The Professor regarded him solemnly for a moment longer. Then, with another dismissive shrug, he turned away. "Be sure the stage door is locked when you go out," he said as he departed. "The watchman's not here until ten."

# # # # #

The girls had left already. The dressing room was empty. Terry stripped wearily and paused for a moment to look critically at himself in the mirror that ran the length of the dressing room. His jet-black hair fell in damp ringlets about his face, making it look even paler than it was. It seemed to him as if he could see the bones through his skin, like a baby bird's.

He had lost weight, too. Even working half the night as he did, rushing from one end of the Bowery to the other, cleaning three different bars for old man McGuirk, it was all he could do to make ends meet. Most of it went for that dingy room with its one tiny window and its soot covered walls, and what his landlady called, rather grandly in his opinion, "dinner"—all that watery soup, with bread that was always stale and occasionally moldy, and on Sundays, beef ribs that were mostly ribs with the occasional bit of fat or gristle still attached.

One meal a day. He had hope sometimes of being able to supplement that with something more filling, from one of the street vendors, maybe.
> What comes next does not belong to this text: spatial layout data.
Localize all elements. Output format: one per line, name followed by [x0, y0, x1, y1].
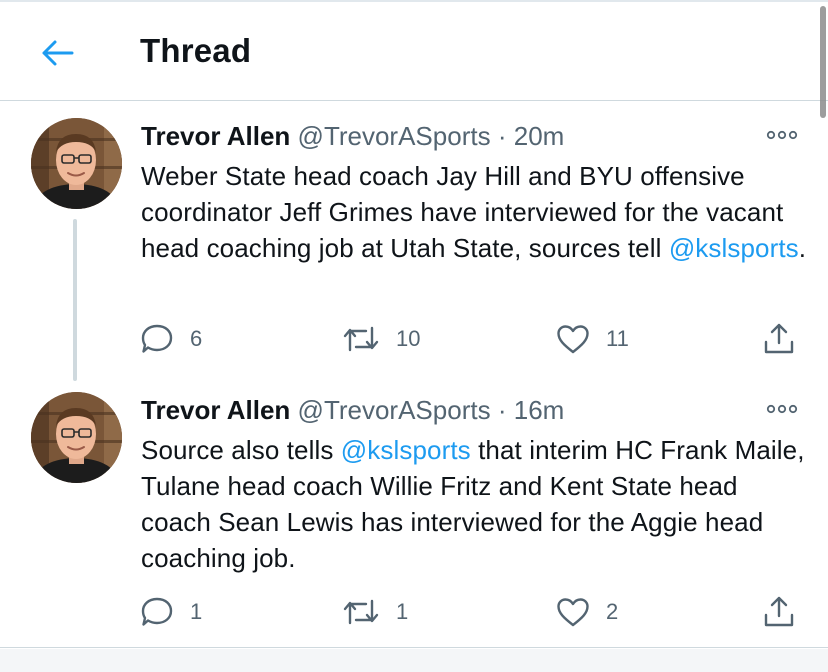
- tweet-text: Weber State head coach Jay Hill and BYU …: [141, 158, 811, 266]
- tweet-actions: 1 1 2: [138, 592, 808, 632]
- tweet[interactable]: Trevor Allen @TrevorASports · 16m Source…: [0, 381, 828, 648]
- tweet-time[interactable]: 20m: [514, 121, 565, 151]
- tweet-header: Trevor Allen @TrevorASports · 16m: [141, 394, 564, 426]
- more-button[interactable]: [764, 123, 800, 147]
- tweet-header: Trevor Allen @TrevorASports · 20m: [141, 120, 564, 152]
- author-name[interactable]: Trevor Allen: [141, 121, 290, 151]
- reply-icon: [140, 323, 174, 355]
- share-icon: [762, 322, 796, 356]
- tweet[interactable]: Trevor Allen @TrevorASports · 20m Weber …: [0, 101, 828, 381]
- thread-screen: Thread Trevor Allen @TrevorASports · 20m…: [0, 0, 828, 672]
- separator-dot: ·: [497, 395, 507, 425]
- more-icon: [766, 404, 798, 414]
- author-name[interactable]: Trevor Allen: [141, 395, 290, 425]
- like-button[interactable]: 11: [556, 319, 629, 359]
- more-icon: [766, 130, 798, 140]
- author-handle[interactable]: @TrevorASports: [298, 395, 491, 425]
- heart-icon: [556, 324, 590, 354]
- reply-count: 6: [190, 326, 203, 351]
- share-icon: [762, 595, 796, 629]
- reply-count: 1: [190, 599, 203, 624]
- retweet-count: 10: [396, 326, 421, 351]
- thread-header: Thread: [0, 0, 828, 101]
- retweet-icon: [342, 324, 380, 354]
- mention-link[interactable]: @kslsports: [341, 435, 471, 465]
- reply-button[interactable]: 1: [140, 592, 202, 632]
- heart-icon: [556, 597, 590, 627]
- reply-button[interactable]: 6: [140, 319, 202, 359]
- like-count: 2: [606, 599, 619, 624]
- like-count: 11: [606, 326, 629, 351]
- more-button[interactable]: [764, 397, 800, 421]
- retweet-button[interactable]: 1: [342, 592, 408, 632]
- page-title: Thread: [140, 32, 252, 69]
- back-button[interactable]: [28, 28, 88, 78]
- avatar[interactable]: [31, 392, 122, 483]
- like-button[interactable]: 2: [556, 592, 618, 632]
- retweet-icon: [342, 597, 380, 627]
- retweet-button[interactable]: 10: [342, 319, 420, 359]
- tweet-actions: 6 10 11: [138, 319, 808, 359]
- mention-link[interactable]: @kslsports: [669, 233, 799, 263]
- avatar[interactable]: [31, 118, 122, 209]
- tweet-text-part: .: [798, 233, 807, 263]
- arrow-left-icon: [41, 39, 75, 67]
- author-handle[interactable]: @TrevorASports: [298, 121, 491, 151]
- reply-icon: [140, 596, 174, 628]
- tweet-text-part: Source also tells: [141, 435, 341, 465]
- tweet-time[interactable]: 16m: [514, 395, 565, 425]
- separator-dot: ·: [497, 121, 507, 151]
- tweet-text: Source also tells @kslsports that interi…: [141, 432, 811, 576]
- share-button[interactable]: [762, 319, 796, 359]
- thread-connector: [73, 219, 77, 381]
- share-button[interactable]: [762, 592, 796, 632]
- next-section-edge: [0, 649, 828, 672]
- retweet-count: 1: [396, 599, 409, 624]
Even an apple from the apple cart would have been a delight. They always looked so red and shiny, they might have been made of wax, and every time he passed the cart, saw them sitting in their crimson loveliness, he could imagine the taste, the crunch as he bit into one, and the sweet juices running down his chin—but by the time he had paid the Professor's fees, and too frequently replaced the quickly worn through dance shoes, he was lucky if he was left with a penny or two to spare, if that, and the growl that these days never quite left his belly.

Of course, hunger was no stranger to the neighborhood. Others, little children, even, ate what rotten food they could find on the streets and sifted through the piles of garbage outside the saloons and whorehouses to find anything edible. Terry had not yet gotten that hungry, though he had often come close.
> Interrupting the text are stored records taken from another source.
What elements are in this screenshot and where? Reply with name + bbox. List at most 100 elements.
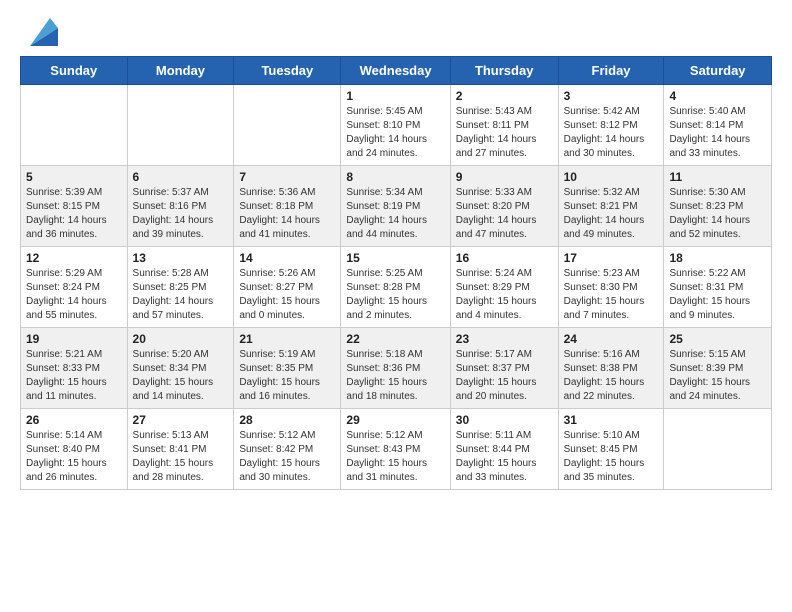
day-info: Sunrise: 5:23 AM Sunset: 8:30 PM Dayligh… <box>564 267 659 323</box>
day-number: 20 <box>133 332 229 346</box>
day-number: 30 <box>456 413 553 427</box>
day-info: Sunrise: 5:12 AM Sunset: 8:42 PM Dayligh… <box>239 429 335 485</box>
calendar-cell: 4 Sunrise: 5:40 AM Sunset: 8:14 PM Daylig… <box>664 85 772 166</box>
day-info: Sunrise: 5:13 AM Sunset: 8:41 PM Dayligh… <box>133 429 229 485</box>
day-info: Sunrise: 5:30 AM Sunset: 8:23 PM Dayligh… <box>669 186 766 242</box>
day-info: Sunrise: 5:32 AM Sunset: 8:21 PM Dayligh… <box>564 186 659 242</box>
day-number: 24 <box>564 332 659 346</box>
calendar-cell: 26 Sunrise: 5:14 AM Sunset: 8:40 PM Dayli… <box>21 409 128 490</box>
day-info: Sunrise: 5:42 AM Sunset: 8:12 PM Dayligh… <box>564 105 659 161</box>
day-info: Sunrise: 5:22 AM Sunset: 8:31 PM Dayligh… <box>669 267 766 323</box>
calendar-cell <box>127 85 234 166</box>
day-number: 7 <box>239 170 335 184</box>
day-number: 31 <box>564 413 659 427</box>
day-number: 10 <box>564 170 659 184</box>
day-number: 17 <box>564 251 659 265</box>
day-info: Sunrise: 5:11 AM Sunset: 8:44 PM Dayligh… <box>456 429 553 485</box>
week-row-2: 5Sunrise: 5:39 AM Sunset: 8:15 PM Daylig… <box>21 166 772 247</box>
calendar-cell: 10 Sunrise: 5:32 AM Sunset: 8:21 PM Dayli… <box>558 166 664 247</box>
header-row: SundayMondayTuesdayWednesdayThursdayFrid… <box>21 57 772 85</box>
day-header-friday: Friday <box>558 57 664 85</box>
day-number: 5 <box>26 170 122 184</box>
day-number: 23 <box>456 332 553 346</box>
day-info: Sunrise: 5:20 AM Sunset: 8:34 PM Dayligh… <box>133 348 229 404</box>
day-number: 21 <box>239 332 335 346</box>
logo <box>24 18 58 46</box>
calendar-cell: 28 Sunrise: 5:12 AM Sunset: 8:42 PM Dayli… <box>234 409 341 490</box>
day-header-monday: Monday <box>127 57 234 85</box>
day-number: 11 <box>669 170 766 184</box>
calendar-cell: 17 Sunrise: 5:23 AM Sunset: 8:30 PM Dayli… <box>558 247 664 328</box>
calendar-cell: 12 Sunrise: 5:29 AM Sunset: 8:24 PM Dayli… <box>21 247 128 328</box>
day-number: 13 <box>133 251 229 265</box>
calendar-cell: 22 Sunrise: 5:18 AM Sunset: 8:36 PM Dayli… <box>341 328 450 409</box>
day-info: Sunrise: 5:16 AM Sunset: 8:38 PM Dayligh… <box>564 348 659 404</box>
calendar-wrapper: SundayMondayTuesdayWednesdayThursdayFrid… <box>0 56 792 500</box>
calendar-cell: 25 Sunrise: 5:15 AM Sunset: 8:39 PM Dayli… <box>664 328 772 409</box>
day-number: 28 <box>239 413 335 427</box>
calendar-cell: 13 Sunrise: 5:28 AM Sunset: 8:25 PM Dayli… <box>127 247 234 328</box>
day-info: Sunrise: 5:24 AM Sunset: 8:29 PM Dayligh… <box>456 267 553 323</box>
calendar-cell <box>21 85 128 166</box>
day-header-sunday: Sunday <box>21 57 128 85</box>
calendar-cell: 6Sunrise: 5:37 AM Sunset: 8:16 PM Daylig… <box>127 166 234 247</box>
day-number: 18 <box>669 251 766 265</box>
day-info: Sunrise: 5:19 AM Sunset: 8:35 PM Dayligh… <box>239 348 335 404</box>
day-info: Sunrise: 5:40 AM Sunset: 8:14 PM Dayligh… <box>669 105 766 161</box>
calendar-cell: 18 Sunrise: 5:22 AM Sunset: 8:31 PM Dayli… <box>664 247 772 328</box>
day-number: 19 <box>26 332 122 346</box>
day-info: Sunrise: 5:10 AM Sunset: 8:45 PM Dayligh… <box>564 429 659 485</box>
day-info: Sunrise: 5:43 AM Sunset: 8:11 PM Dayligh… <box>456 105 553 161</box>
calendar-cell: 1Sunrise: 5:45 AM Sunset: 8:10 PM Daylig… <box>341 85 450 166</box>
day-number: 15 <box>346 251 444 265</box>
calendar-cell: 21 Sunrise: 5:19 AM Sunset: 8:35 PM Dayli… <box>234 328 341 409</box>
calendar-cell: 2 Sunrise: 5:43 AM Sunset: 8:11 PM Daylig… <box>450 85 558 166</box>
calendar-cell: 31 Sunrise: 5:10 AM Sunset: 8:45 PM Dayli… <box>558 409 664 490</box>
day-info: Sunrise: 5:18 AM Sunset: 8:36 PM Dayligh… <box>346 348 444 404</box>
calendar-table: SundayMondayTuesdayWednesdayThursdayFrid… <box>20 56 772 490</box>
day-info: Sunrise: 5:15 AM Sunset: 8:39 PM Dayligh… <box>669 348 766 404</box>
day-header-thursday: Thursday <box>450 57 558 85</box>
day-number: 8 <box>346 170 444 184</box>
day-info: Sunrise: 5:21 AM Sunset: 8:33 PM Dayligh… <box>26 348 122 404</box>
calendar-cell: 19 Sunrise: 5:21 AM Sunset: 8:33 PM Dayli… <box>21 328 128 409</box>
day-number: 2 <box>456 89 553 103</box>
calendar-cell <box>664 409 772 490</box>
page-container: SundayMondayTuesdayWednesdayThursdayFrid… <box>0 0 792 500</box>
calendar-cell: 30 Sunrise: 5:11 AM Sunset: 8:44 PM Dayli… <box>450 409 558 490</box>
calendar-cell: 15 Sunrise: 5:25 AM Sunset: 8:28 PM Dayli… <box>341 247 450 328</box>
day-number: 4 <box>669 89 766 103</box>
day-info: Sunrise: 5:14 AM Sunset: 8:40 PM Dayligh… <box>26 429 122 485</box>
day-info: Sunrise: 5:17 AM Sunset: 8:37 PM Dayligh… <box>456 348 553 404</box>
day-info: Sunrise: 5:33 AM Sunset: 8:20 PM Dayligh… <box>456 186 553 242</box>
day-number: 26 <box>26 413 122 427</box>
calendar-cell: 23 Sunrise: 5:17 AM Sunset: 8:37 PM Dayli… <box>450 328 558 409</box>
day-number: 29 <box>346 413 444 427</box>
day-number: 16 <box>456 251 553 265</box>
calendar-cell: 16 Sunrise: 5:24 AM Sunset: 8:29 PM Dayli… <box>450 247 558 328</box>
calendar-cell: 5Sunrise: 5:39 AM Sunset: 8:15 PM Daylig… <box>21 166 128 247</box>
calendar-cell: 14Sunrise: 5:26 AM Sunset: 8:27 PM Dayli… <box>234 247 341 328</box>
day-info: Sunrise: 5:12 AM Sunset: 8:43 PM Dayligh… <box>346 429 444 485</box>
calendar-cell: 7 Sunrise: 5:36 AM Sunset: 8:18 PM Daylig… <box>234 166 341 247</box>
day-number: 12 <box>26 251 122 265</box>
day-number: 1 <box>346 89 444 103</box>
day-info: Sunrise: 5:29 AM Sunset: 8:24 PM Dayligh… <box>26 267 122 323</box>
day-number: 14 <box>239 251 335 265</box>
calendar-cell: 20 Sunrise: 5:20 AM Sunset: 8:34 PM Dayli… <box>127 328 234 409</box>
day-info: Sunrise: 5:28 AM Sunset: 8:25 PM Dayligh… <box>133 267 229 323</box>
day-info: Sunrise: 5:25 AM Sunset: 8:28 PM Dayligh… <box>346 267 444 323</box>
day-header-wednesday: Wednesday <box>341 57 450 85</box>
week-row-1: 1Sunrise: 5:45 AM Sunset: 8:10 PM Daylig… <box>21 85 772 166</box>
day-number: 25 <box>669 332 766 346</box>
calendar-cell: 11 Sunrise: 5:30 AM Sunset: 8:23 PM Dayli… <box>664 166 772 247</box>
week-row-5: 26 Sunrise: 5:14 AM Sunset: 8:40 PM Dayli… <box>21 409 772 490</box>
day-info: Sunrise: 5:36 AM Sunset: 8:18 PM Dayligh… <box>239 186 335 242</box>
calendar-cell: 8Sunrise: 5:34 AM Sunset: 8:19 PM Daylig… <box>341 166 450 247</box>
day-info: Sunrise: 5:37 AM Sunset: 8:16 PM Dayligh… <box>133 186 229 242</box>
day-number: 3 <box>564 89 659 103</box>
calendar-cell: 3 Sunrise: 5:42 AM Sunset: 8:12 PM Daylig… <box>558 85 664 166</box>
day-number: 22 <box>346 332 444 346</box>
calendar-cell: 24 Sunrise: 5:16 AM Sunset: 8:38 PM Dayli… <box>558 328 664 409</box>
calendar-cell <box>234 85 341 166</box>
To read more from Lola Dances, see the excerpt from 2/11/08.

To purchase the ebook, click (MLR Books) or (Amazon)

To purchase the paperback, click (Amazon) or (Barnes & Noble)
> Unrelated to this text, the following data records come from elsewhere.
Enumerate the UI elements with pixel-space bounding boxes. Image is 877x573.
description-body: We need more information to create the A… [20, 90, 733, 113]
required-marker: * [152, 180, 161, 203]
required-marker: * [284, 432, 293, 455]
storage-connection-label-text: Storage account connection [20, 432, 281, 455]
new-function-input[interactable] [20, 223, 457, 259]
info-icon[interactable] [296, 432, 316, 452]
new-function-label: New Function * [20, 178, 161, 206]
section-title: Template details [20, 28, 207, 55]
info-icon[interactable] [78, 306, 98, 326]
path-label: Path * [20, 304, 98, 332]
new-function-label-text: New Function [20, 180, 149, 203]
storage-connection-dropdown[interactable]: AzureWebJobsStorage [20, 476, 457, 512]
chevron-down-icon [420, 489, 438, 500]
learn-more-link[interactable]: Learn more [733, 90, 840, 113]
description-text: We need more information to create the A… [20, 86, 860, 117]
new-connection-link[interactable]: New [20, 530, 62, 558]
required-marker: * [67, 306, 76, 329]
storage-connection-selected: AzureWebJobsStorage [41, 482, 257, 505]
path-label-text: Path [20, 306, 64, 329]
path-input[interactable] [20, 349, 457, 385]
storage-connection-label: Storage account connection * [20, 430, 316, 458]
Mykola ( Mick) Dementiuk said...

I've read this a few times and each times is better than the last. Will definitely be a gay literary classic, no doubt about that.

Lloyd Meeker said...

I agree with Mick. Lola Dances is already a classic to me -- beautifully written, moving, hard to forget long after being read.

Anel Viz said...

Lola is among my favorite Banis works.

Rick Reed said...

Lovely. I think this is one of Victor's most powerful books and this reminded me of when I had the honor to hear him read aloud from it at Giovanni's Room in Philadelphia. I was moved to tears then, just as I am now. One of your best, Victor!

Victor J. Banis said...

thank you all for the kind words. It's no secret that little Lola has a special place in my heart. Can you believe that when the idea first came to me I mightiy resisted writing it? That's a fight I'm glad hat I lost.

C. Zampa said...

Lola. Just the one word says it all. One of my most beloved characters/books of all time.

AlanChinWriter said...

This is a book that has been on me to-read list for years and for some reason I haven't gotten to it yet. I will now. Powerful writing, Victor.

Jon Michaelsen said...

As a fan of your mysteries, I always knew you as an awesome writer, but the angst and passion presented in this short excerpt from "Lola Dances" is beyond incredible. I'm honored to call you one of my favs!

Jon Michaelsen said...

As a fan of your mysteries, I always knew you as an awesome writer, but the angst and passion presented in this short excerpt from "Lola Dances" is beyond incredible. I'm honored to call you one of my favs!